Brussels, 07/02/2002 (Agence Europe) - Regarding agriculture, must the "development" dimension of the Doha Agenda take the form of exemptions to the rules subscribed to by developed countries or by flexibility in implementing common commitments to liberalisation that will be taken in 2005? The debate around this crucial issue began in Geneva earlier this week, where the 144 met in view of closing, by Friday, the work on paving the way for the launch on the new Round of the World Trade Organisation (WTO).
Talks that pursued informally over the first three days of a special session on agricultural negotiations, rapidly revolved around two different approaches to the special treatment promised to developing countries on each of the chapters of the Doha Agenda, including this one, still as sensitive and doubtless defining for the whole of the reform process of the trading system.

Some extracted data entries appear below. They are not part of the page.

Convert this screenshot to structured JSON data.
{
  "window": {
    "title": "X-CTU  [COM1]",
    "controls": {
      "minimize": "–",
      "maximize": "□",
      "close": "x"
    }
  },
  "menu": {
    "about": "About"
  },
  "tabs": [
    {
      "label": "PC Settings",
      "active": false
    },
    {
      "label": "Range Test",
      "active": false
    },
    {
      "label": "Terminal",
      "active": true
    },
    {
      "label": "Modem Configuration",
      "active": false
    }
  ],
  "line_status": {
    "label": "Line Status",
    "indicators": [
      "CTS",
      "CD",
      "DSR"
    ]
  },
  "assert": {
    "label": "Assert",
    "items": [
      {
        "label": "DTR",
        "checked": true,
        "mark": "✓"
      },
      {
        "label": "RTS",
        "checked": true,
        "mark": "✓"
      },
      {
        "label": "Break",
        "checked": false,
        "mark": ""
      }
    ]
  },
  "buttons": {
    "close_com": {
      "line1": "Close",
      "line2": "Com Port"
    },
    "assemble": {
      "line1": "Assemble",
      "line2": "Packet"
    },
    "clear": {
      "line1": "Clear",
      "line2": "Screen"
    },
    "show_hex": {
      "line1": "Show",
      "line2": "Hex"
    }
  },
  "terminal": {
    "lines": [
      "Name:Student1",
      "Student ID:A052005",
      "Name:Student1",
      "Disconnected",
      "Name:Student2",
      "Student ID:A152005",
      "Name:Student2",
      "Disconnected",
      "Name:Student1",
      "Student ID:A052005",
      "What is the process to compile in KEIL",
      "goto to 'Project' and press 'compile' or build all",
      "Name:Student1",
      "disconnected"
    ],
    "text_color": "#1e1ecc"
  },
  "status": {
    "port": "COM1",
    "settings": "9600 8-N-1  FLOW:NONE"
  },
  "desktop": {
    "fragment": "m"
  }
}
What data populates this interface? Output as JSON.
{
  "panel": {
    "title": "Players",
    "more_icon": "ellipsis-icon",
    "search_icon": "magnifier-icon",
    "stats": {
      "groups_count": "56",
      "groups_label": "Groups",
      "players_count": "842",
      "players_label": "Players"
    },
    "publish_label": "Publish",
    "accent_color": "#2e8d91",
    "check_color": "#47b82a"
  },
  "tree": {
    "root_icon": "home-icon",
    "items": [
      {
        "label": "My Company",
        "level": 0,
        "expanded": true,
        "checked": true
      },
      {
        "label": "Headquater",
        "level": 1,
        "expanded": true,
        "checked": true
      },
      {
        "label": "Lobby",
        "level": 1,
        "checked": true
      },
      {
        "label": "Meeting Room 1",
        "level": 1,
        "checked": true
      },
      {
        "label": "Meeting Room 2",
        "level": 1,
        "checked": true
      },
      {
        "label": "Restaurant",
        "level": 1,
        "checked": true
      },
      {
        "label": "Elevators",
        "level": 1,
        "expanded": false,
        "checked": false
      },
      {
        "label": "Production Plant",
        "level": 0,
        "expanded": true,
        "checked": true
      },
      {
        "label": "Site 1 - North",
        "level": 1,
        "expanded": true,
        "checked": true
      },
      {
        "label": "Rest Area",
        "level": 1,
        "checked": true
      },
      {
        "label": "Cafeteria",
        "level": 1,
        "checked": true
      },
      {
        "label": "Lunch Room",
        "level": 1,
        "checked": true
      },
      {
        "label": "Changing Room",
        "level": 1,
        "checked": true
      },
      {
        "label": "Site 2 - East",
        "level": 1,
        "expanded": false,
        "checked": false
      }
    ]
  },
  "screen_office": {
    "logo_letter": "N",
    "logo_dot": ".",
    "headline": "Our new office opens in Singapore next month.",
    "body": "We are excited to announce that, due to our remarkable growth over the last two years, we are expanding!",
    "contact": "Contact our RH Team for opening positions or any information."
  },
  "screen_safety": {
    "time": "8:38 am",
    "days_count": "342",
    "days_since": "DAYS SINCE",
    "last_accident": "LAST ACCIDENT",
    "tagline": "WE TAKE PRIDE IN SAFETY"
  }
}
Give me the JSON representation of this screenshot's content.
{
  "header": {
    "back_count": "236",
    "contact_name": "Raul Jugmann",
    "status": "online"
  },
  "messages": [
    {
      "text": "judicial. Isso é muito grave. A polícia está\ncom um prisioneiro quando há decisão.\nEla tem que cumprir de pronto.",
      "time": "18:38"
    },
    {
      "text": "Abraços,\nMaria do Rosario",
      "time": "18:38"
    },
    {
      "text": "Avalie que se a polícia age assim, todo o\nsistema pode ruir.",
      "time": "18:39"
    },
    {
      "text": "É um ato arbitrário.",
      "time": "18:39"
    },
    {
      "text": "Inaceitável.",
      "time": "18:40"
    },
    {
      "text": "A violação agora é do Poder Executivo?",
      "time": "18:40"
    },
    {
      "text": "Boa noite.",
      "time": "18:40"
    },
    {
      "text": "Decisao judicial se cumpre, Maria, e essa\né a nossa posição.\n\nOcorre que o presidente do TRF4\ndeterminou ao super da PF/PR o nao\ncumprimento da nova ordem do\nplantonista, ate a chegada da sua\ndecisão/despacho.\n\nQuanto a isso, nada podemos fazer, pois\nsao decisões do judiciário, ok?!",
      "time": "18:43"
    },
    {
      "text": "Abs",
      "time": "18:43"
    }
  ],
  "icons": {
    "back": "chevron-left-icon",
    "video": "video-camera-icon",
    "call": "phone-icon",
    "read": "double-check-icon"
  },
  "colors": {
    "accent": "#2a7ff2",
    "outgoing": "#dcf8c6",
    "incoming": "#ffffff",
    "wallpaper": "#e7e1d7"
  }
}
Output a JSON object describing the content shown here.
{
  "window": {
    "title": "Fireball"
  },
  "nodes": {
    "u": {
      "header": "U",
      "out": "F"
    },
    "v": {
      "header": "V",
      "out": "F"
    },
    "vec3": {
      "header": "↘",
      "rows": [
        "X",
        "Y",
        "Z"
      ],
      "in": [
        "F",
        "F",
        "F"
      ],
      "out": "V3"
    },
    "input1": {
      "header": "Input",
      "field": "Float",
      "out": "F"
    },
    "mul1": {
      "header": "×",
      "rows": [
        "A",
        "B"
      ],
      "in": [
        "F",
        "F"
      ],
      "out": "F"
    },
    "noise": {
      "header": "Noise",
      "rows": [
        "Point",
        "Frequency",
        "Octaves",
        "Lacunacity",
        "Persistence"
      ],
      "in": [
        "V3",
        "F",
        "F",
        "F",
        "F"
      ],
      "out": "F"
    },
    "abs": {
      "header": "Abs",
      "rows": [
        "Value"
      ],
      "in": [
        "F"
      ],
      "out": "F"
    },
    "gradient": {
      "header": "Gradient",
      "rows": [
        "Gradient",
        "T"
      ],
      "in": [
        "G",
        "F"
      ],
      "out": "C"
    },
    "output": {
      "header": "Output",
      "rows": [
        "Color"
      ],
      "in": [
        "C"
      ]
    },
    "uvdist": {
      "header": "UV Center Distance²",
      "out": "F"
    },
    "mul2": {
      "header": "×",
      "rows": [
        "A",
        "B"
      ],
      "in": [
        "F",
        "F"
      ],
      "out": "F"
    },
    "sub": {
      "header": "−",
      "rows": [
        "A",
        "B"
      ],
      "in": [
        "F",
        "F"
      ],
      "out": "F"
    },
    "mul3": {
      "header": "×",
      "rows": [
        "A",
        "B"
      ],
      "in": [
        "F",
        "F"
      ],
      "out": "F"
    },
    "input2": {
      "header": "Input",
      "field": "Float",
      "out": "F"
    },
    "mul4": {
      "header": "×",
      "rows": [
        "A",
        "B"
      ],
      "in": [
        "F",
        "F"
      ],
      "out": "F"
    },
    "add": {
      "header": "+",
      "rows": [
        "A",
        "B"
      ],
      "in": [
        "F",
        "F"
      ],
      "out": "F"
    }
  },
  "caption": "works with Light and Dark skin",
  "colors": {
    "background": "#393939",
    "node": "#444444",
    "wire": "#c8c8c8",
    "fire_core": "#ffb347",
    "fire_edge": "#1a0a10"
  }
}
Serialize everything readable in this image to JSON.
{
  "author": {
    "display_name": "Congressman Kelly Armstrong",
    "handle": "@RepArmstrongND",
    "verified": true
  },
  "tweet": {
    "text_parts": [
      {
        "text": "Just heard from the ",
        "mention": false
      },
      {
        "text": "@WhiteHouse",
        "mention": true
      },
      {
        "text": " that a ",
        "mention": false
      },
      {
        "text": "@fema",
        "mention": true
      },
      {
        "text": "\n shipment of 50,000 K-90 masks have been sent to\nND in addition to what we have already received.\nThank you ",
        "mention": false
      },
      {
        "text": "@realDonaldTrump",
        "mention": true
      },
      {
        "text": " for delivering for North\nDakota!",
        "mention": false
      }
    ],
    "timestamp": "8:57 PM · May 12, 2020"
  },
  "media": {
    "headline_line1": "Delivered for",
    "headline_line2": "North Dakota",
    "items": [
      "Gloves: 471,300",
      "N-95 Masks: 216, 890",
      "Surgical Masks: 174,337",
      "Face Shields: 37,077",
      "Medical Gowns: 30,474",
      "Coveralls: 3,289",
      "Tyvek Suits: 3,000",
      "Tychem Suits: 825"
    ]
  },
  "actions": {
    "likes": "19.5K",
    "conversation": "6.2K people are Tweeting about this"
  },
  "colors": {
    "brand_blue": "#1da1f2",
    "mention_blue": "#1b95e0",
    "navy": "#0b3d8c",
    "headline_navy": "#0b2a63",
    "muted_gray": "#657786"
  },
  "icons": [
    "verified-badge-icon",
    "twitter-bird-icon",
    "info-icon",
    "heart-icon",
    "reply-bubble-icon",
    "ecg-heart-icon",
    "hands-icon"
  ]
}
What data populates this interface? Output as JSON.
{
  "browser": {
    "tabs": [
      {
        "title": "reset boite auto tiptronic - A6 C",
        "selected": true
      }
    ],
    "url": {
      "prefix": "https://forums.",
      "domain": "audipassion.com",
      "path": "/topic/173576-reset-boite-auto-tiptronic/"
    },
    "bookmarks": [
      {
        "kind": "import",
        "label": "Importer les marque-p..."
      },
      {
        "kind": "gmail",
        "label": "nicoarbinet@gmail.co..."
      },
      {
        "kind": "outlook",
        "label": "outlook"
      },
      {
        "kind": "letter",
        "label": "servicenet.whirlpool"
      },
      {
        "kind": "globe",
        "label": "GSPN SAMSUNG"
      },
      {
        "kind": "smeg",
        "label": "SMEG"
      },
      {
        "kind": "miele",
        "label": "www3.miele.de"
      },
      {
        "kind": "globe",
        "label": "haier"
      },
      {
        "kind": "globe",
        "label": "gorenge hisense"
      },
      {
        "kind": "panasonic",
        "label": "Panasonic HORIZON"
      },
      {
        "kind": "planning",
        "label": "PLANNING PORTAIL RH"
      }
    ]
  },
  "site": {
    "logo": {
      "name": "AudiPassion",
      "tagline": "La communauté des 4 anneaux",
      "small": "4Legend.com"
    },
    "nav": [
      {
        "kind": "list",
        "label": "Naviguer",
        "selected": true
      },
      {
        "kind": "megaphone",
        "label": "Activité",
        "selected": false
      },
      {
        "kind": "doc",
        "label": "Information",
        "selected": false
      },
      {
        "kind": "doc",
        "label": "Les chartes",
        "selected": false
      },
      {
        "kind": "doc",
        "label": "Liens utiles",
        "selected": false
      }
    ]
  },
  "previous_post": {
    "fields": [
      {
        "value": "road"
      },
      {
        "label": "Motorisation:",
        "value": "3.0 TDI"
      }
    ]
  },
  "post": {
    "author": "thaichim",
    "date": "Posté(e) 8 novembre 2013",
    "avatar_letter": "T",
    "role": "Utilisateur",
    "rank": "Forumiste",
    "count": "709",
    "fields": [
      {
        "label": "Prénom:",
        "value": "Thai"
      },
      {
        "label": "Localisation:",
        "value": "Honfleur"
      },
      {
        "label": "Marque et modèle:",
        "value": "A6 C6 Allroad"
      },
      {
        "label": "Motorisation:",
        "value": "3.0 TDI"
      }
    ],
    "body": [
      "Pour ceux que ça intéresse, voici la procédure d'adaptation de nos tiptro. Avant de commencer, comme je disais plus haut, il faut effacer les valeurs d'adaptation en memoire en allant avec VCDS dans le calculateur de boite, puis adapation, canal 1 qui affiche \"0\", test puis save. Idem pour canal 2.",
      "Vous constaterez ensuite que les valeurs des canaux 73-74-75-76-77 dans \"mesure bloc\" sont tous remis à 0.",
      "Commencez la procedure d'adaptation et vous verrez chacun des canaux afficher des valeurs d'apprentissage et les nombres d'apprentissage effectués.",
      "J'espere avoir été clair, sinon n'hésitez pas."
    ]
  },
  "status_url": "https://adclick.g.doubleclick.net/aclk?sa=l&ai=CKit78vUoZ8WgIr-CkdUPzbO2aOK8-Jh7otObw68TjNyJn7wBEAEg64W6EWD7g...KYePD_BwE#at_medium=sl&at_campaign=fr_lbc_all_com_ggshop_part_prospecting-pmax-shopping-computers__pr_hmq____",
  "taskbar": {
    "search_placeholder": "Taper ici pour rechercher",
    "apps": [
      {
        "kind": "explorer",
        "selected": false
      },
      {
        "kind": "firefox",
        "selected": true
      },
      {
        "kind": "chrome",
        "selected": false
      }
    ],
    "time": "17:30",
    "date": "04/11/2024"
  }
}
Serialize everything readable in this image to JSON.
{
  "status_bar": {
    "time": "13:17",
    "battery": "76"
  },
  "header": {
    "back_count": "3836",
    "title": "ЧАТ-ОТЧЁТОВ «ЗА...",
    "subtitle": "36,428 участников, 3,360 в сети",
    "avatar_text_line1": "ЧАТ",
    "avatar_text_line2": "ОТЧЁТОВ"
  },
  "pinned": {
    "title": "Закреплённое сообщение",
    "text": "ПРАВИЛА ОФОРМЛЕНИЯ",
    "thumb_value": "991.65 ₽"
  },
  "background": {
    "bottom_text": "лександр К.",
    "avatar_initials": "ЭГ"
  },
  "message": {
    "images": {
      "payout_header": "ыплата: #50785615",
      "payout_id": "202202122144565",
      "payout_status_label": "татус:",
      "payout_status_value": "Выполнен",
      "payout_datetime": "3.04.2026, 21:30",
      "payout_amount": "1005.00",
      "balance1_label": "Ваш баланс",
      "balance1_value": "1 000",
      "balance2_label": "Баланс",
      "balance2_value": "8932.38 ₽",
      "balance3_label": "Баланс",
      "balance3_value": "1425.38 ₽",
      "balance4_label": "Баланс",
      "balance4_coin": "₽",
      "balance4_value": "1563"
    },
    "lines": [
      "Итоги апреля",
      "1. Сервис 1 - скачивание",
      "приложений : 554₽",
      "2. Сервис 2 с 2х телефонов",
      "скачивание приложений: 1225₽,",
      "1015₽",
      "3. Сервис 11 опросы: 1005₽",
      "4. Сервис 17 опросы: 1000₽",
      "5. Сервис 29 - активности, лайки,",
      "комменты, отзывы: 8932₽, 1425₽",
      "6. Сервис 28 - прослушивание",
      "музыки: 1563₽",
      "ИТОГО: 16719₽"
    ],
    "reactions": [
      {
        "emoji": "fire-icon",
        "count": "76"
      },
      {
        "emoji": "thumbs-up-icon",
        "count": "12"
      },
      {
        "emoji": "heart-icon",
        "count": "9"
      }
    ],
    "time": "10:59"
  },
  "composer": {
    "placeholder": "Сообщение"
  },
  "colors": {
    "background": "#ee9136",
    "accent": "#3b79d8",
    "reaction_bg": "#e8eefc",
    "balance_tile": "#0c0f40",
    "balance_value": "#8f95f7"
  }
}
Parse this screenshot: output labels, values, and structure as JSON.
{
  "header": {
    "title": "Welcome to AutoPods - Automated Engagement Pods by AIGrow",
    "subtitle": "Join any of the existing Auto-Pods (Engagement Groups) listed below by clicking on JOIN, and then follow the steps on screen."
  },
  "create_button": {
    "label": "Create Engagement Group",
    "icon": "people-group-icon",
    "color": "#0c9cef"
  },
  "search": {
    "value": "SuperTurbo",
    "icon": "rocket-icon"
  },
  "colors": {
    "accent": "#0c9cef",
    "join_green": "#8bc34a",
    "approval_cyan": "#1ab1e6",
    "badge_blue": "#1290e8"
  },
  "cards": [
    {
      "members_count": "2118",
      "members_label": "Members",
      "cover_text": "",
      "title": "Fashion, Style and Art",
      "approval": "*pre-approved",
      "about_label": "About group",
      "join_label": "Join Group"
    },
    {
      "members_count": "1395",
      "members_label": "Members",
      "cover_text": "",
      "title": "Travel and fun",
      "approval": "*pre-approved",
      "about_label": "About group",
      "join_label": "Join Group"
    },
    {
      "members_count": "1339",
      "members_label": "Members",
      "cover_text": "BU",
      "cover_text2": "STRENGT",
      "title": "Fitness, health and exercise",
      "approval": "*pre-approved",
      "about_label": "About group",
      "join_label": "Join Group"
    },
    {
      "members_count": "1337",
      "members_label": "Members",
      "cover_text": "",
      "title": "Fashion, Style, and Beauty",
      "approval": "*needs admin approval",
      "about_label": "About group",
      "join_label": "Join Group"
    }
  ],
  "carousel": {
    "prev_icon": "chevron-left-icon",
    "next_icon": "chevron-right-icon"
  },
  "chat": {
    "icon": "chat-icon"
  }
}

Like Pakistan, Nigeria, Cuba and Zimbabwe, most developing countries of Asia, Africa and the Caribbean, propose creating a "development box", that would procure them exemptions, or even the right to increase their customs tariffs for certain products, while integrating a commitment by developing countries to grant them better market access, and a second commitment, now binding, to provide them with technical assistance. These countries point out that to develop their exports potential, they need to retain or erect protections against the implacable competition of food produced and exported with the help of subsidies by developed countries on the world market, as their treasuries do not enable them to provide comparable support for their agriculture. Other developing countries, essentially in Asia and Latin America, for their part, share the view defended by their Cairns partners and the United States … as well as by the Union. This group, that brings together the main agricultural powers more accustomed to confrontation than agreement on this ground of rivalry, is opposed, on a same tone, not to the concept of a development box, but to what, they say, would become "a blank cheque" on the contents of this "box". And the benefit engendered by such a treatment leaves them sceptical.
"The commercial gains come from imports and exports" and "cannot be measured simply in terms of additional exports" stressed the Union's representative in Geneva, David Roberts, warning the "beneficiaries" against a likely counter blow. He also advises developing countries against allowing themselves to be tempted by the idea of a hike in tariffs, for fear "of reducing to nothing the great trade potential that exists between them and "reducing the benefits that all may gain" from trade. Should only developed countries liberalise their markets, which would not fail to push prices - the high level of which today makes them attractive - down, how would developing countries, which would at the same time have maintained or strengthened their own protection, succeed in rivalling Cairns exports on these markets? And what of small insular countries whose outlets are today preferential, how will they compete in the markets of developed countries where prices continue to fall, losing them the edge they now have? Mr. Roberts went on to wonder. "We are convinced", he said, "that we have all to gain in moving towards the long-term objective, which is to forge a fair and market-oriented agricultural trading system", and that a certain amount of flexibility has to come into play in the "timetable to achieve it" and on the level of reductions to consent for domestic support, the idea being "to try to tackle the different problems facing different types of developing countries", beginning with the least advanced amongst them. Remains the fact though that "we should all move in the same direction towards a shared goal", he insisted.
In New York, Mike Moore discusses increase in financial assistance for participation of poorest countries in negotiations
On the fringe of the World Economic Forum, WTO Director General Mike Moore had talks with a dozen or so countries over an initiative aimed at increasing their financial assistance to the participation of the poorest countries in negotiations of the DDA. Officials from the Union, the United States, as well as their counterparts from 13 other countries (including Australia, Japan, India and South Africa), moreover, undertook to further co-operate to make a success of the Ministerial of Mexico. This meeting, that will bring together the 144 at the end of the first half of 2003, is to define the scope and contents of negotiations that will then enter the thick of the subject, on the basis of "initial" proposals that each will have presented by then. Regarding agriculture, the arrangement for the negotiations will in principle already be defined by March of the same year (objectives of reductions to consent, reference years, etc.). When passing through Washington, Dr. Supachai Panichpakdi, who is to succeed Mike Moore in September, considered that the Round's success would depend on the ability of the 144 to come up with a "decent agreement" on agriculture and launch "serious" technical assistance programmes "before we leave for Mexico".